The Changing Face of Coaster Fandom

El Loco @ Adventuredome

I’ve been thinking a ton lately about how different the “face” of coaster fandom looks nowadays than when I first got into the hobby. Actually it parallels the overall evolution of the internet itself. Let me walk you through exactly what I see!

The Old Days

My coaster fandom started all the way back in 2007 or 2008. I’m not 100% sure what started me down the path, probably some combination of finally getting over my fear of coasters (and riding TTD for the first time) and moving to Ohio where I was between two of the best parks in the country: Cedar Point and Kings Island. Back in those days, the media landscape looked hugely different than it did now: I had just gotten my first Facebook and it was still where you and your friends hung out online, not really a news source per se and Twitter wasn’t heavily used yet. There were still some vestigaes of MySpace but its heyday had come and gone. We got most of our coaster news from forums, newsletters and podcasts.

This is what I think of as the golden age of theme park fansites. It seemed like we had a well built, well designed, information filled fansite for every major park. Each one had their own forum and community that organically grew around the content. These sites took a lot of work to run and maintain so naturally they attracted a specific type of enthusiast: the tech savvy one.

And those tech savvy enthusiasts were the face of coaster enthusiast-dom for a while: Jeff Putz, Clint Novak, Robb Alvey and a handful of others. All of these guys were either tech professionals (Jeff Putz worked at Microsoft for a while) or tech early adopters (Clint Novak started the ITL podcast in 2004 - way before the current trend - and I consider Robb Alvey to be the most social media savvy enthusiast of all time). After all, they had to be, the tools for building sites and podcasts were primitive.
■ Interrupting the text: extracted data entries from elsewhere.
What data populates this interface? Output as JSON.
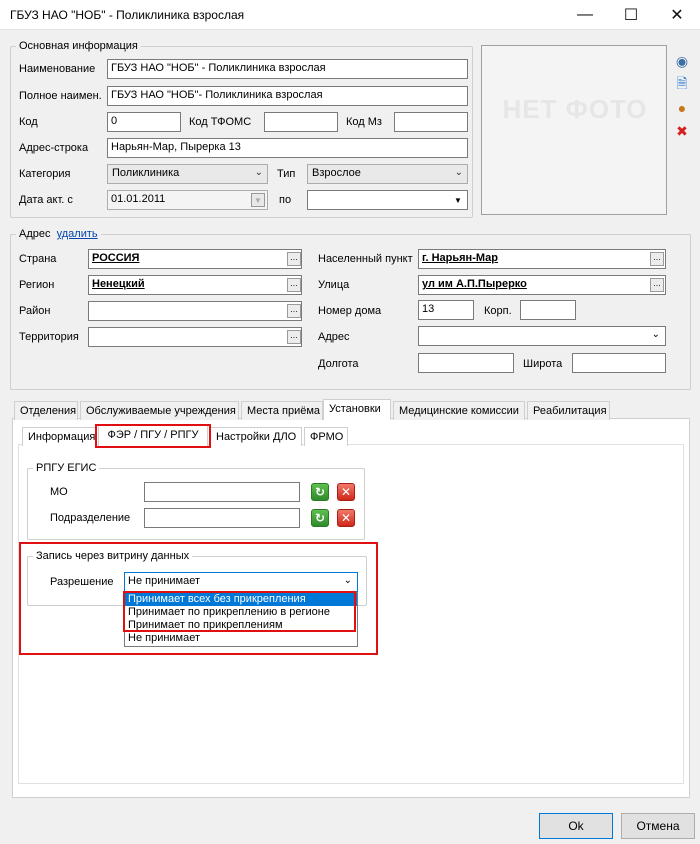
{
  "window": {
    "title": "ГБУЗ НАО \"НОБ\" - Поликлиника взрослая"
  },
  "main": {
    "legend": "Основная информация",
    "name_label": "Наименование",
    "name_value": "ГБУЗ НАО \"НОБ\" - Поликлиника взрослая",
    "fullname_label": "Полное наимен.",
    "fullname_value": "ГБУЗ НАО \"НОБ\"- Поликлиника взрослая",
    "code_label": "Код",
    "code_value": "0",
    "tfoms_label": "Код ТФОМС",
    "tfoms_value": "",
    "mz_label": "Код Мз",
    "mz_value": "",
    "address_line_label": "Адрес-строка",
    "address_line_value": "Нарьян-Мар, Пырерка 13",
    "category_label": "Категория",
    "category_value": "Поликлиника",
    "type_label": "Тип",
    "type_value": "Взрослое",
    "date_label": "Дата акт. с",
    "date_value": "01.01.2011",
    "to_label": "по",
    "to_value": ""
  },
  "photo": {
    "placeholder": "НЕТ ФОТО"
  },
  "address": {
    "legend": "Адрес",
    "delete_link": "удалить",
    "country_label": "Страна",
    "country_value": "РОССИЯ",
    "region_label": "Регион",
    "region_value": "Ненецкий",
    "district_label": "Район",
    "district_value": "",
    "territory_label": "Территория",
    "territory_value": "",
    "settlement_label": "Населенный пункт",
    "settlement_value": "г. Нарьян-Мар",
    "street_label": "Улица",
    "street_value": "ул им А.П.Пырерко",
    "house_label": "Номер дома",
    "house_value": "13",
    "korp_label": "Корп.",
    "korp_value": "",
    "addr_label": "Адрес",
    "addr_value": "",
    "lon_label": "Долгота",
    "lon_value": "",
    "lat_label": "Широта",
    "lat_value": ""
  },
  "tabs": [
    "Отделения",
    "Обслуживаемые учреждения",
    "Места приёма",
    "Установки",
    "Медицинские комиссии",
    "Реабилитация"
  ],
  "subtabs": [
    "Информация",
    "ФЭР / ПГУ / РПГУ",
    "Настройки ДЛО",
    "ФРМО"
  ],
  "rpgu": {
    "legend": "РПГУ ЕГИС",
    "mo_label": "МО",
    "mo_value": "",
    "dept_label": "Подразделение",
    "dept_value": ""
  },
  "showcase": {
    "legend": "Запись через витрину данных",
    "permission_label": "Разрешение",
    "permission_value": "Не принимает",
    "options": [
      "Принимает всех без прикрепления",
      "Принимает по прикреплению в регионе",
      "Принимает по прикреплениям",
      "Не принимает"
    ],
    "highlighted_option": "Принимает всех без прикрепления"
  },
  "buttons": {
    "ok": "Ok",
    "cancel": "Отмена"
  },
  "colors": {
    "highlight_red": "#e01010",
    "selection_blue": "#0078d7"
  }
}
When I lost touch with the enthusiast community in 2012, not a ton had changed. A little bit more social media but a lot of the information was disseminated through the community through forums and podcasts. Some of my favorite sites had shut down or been reduced to a shell of their former self (looking at you, Great Adventure Online) but everything was more or less the same.

How it is Today

I got back into the hobby in late 2017 or so and found that I had come into a hugely different community. Instead of forums being the center of the community, it seems like the community instead wholeheartedly moved onto social media, with heavy communities on Facebook, Twitter, Instagram and most significantly Youtube. Most of the fansites that I used to visit are either dead or much slower than they used to be.
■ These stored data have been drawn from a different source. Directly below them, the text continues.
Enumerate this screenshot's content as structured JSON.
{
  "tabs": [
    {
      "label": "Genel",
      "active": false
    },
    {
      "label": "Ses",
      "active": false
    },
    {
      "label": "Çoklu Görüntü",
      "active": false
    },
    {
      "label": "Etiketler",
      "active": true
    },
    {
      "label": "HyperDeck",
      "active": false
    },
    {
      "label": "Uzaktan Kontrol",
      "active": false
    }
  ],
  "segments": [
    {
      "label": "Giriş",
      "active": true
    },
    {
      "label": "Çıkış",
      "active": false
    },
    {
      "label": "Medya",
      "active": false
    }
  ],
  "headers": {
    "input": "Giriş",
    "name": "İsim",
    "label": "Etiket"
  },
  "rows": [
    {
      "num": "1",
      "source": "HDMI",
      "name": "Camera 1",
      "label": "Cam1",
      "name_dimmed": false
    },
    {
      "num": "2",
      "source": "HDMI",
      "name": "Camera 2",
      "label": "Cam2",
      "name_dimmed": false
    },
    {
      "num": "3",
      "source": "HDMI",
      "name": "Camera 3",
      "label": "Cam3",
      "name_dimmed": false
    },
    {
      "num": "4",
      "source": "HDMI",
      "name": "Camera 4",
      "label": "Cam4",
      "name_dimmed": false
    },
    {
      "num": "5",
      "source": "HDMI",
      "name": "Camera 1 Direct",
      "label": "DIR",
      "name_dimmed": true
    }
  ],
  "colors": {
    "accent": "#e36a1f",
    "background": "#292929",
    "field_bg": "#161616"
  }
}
Youtube has become one of, if not the, most important place for the community and the home to the newest faces of coaster fandom. Channels like Coaster Studios, Theme Park Worldwide, and Tim Tracker count hundreds of thousands of people as subscribers and if you say the name of Taylor Bybee, Shawn Sanbrooke or Tim Tracker to most enthusiasts, you’ll get a strong reaction one way or another. These people are the new faces of coaster fandom as the OG enthusiasts have either faded into the background or lost their edge. I’m not saying it’s a bad thing since it seems like these communities are a little more friendly and accepting than the original ones.

That’s How the Internet Goes

This finding was interesting to me because it seems to parallel the democritization of the internet itself. Originally (and this was before my time a little) there were no tools, you had to make websites by hand with HTML, then there was WYSIWYG tools like Adobe Dreamweaver and it was a little easier, then there was Wordpress which only required some configuration to get a site looking good, then there became tools like Squarespace, Weebly and Wix which made creating amazing looking sites easily and finally there was social media where you could have a profile that required no customization.
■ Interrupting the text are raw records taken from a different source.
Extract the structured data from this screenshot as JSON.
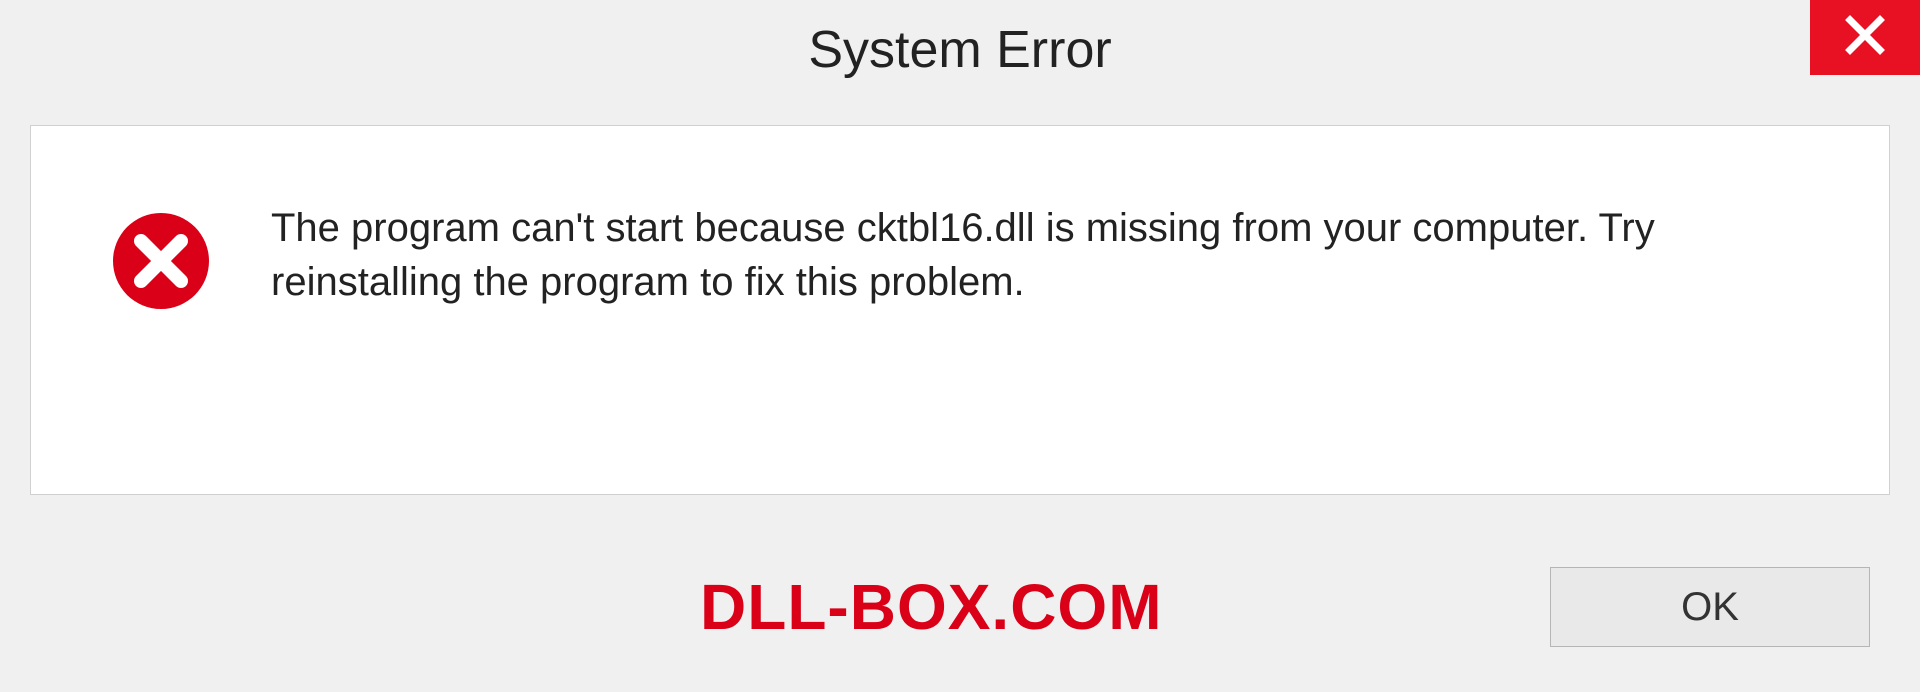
{
  "titlebar": {
    "title": "System Error"
  },
  "message": {
    "text": "The program can't start because cktbl16.dll is missing from your computer. Try reinstalling the program to fix this problem."
  },
  "footer": {
    "watermark": "DLL-BOX.COM",
    "ok_label": "OK"
  },
  "colors": {
    "close_bg": "#e81123",
    "error_icon": "#d90018",
    "watermark": "#d90018"
  }
}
And this same progression happened in every subtopic of the internet (video: host it yourself -> Youtube, livestreaming: impossible -> UStream -> Periscope -> Built into FB or YT) and it opened up the internet to a whole new class of people: people that were passionate but had no technical knowledge. And that’s where the latest generation of coaster enthusiasts come in. Overwhelmingly, they don’t seem to have the deep technical knowledge of the OG enthusiasts but in many ways, the content they put out is better because they don’t have to handle the technical details.

Now what’s my opinion on the whole thing? I’m hoping its possible to get back to more of a happy medium. I miss those amazing fansites and communities from the late 2000s but I also don’t want to head back to the environment where every task required deep technical knowledge. For that reason, I’m starting development on a next generation of forum software that I’m hopeful will power the next great coaster sites. Keep your eyes out for that since I’m hoping to release some details about it on this very blog!